Small cross-geography teams are making it possible for S-commerce “merchants” to gauge buyer interest and only manufacture clothes they know they have buyers for. The result is higher quality goods at lower prices than traditional retail can match. Sites like Archer and Reed and Bombfell are examples of this new breed of highly efficient Social online clothing purveyor.
Efficient, just-in-time clothing manufacture has the potential to hammer traditional retail. Prices will be lower. Satisfaction will be higher, because of the crowd sourced nature of customer relationship. Waste and environmental impact—major issues inside the fashion trade—will be a fraction of historical norms.
If you want to track the true future of fashion, watch this “inside baseball” aspect of change as much as the flashier innovations in presentation and style.
Of even greater long-term impact may be the transformation of clothes themselves into tech products. This sci-fi possibility has floated at the edges of fashion for decades. But now it is becoming quite real.
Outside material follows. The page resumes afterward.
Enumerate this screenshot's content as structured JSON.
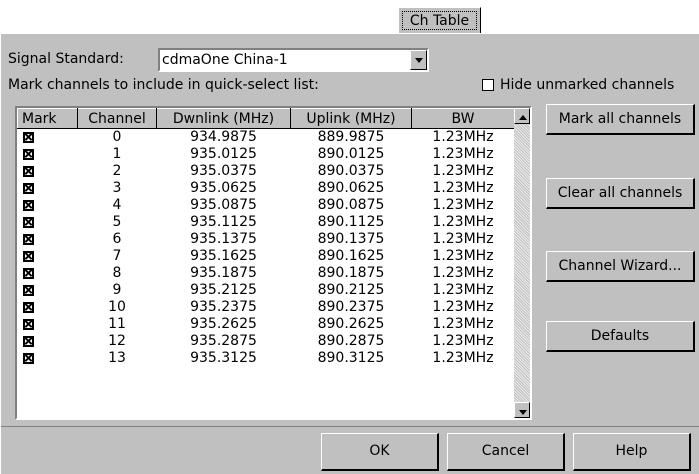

Already, companies like Burberry are experimenting with smart clothes. A project called TshirtOS has created the world’s first programmable t-shirt; the ultimate wearable canvas for personal expression, now tied to the net. Adidas has built net-based activity tracking into its shoes.
And this is just the beginning. Someday, we will see real products that approach the capabilities of Harry Potter’s invisibility cloak. Oh, wait. That’s now.
What about smart clothes that can tell purveyors when they are wearing out (or no longer fit!) and can self-order their replacements? Or clothes that change their look based on our moods or circumstances. We don’t change clothes, we just change modes.
It is heady stuff and it is unquestionably the future of fashion.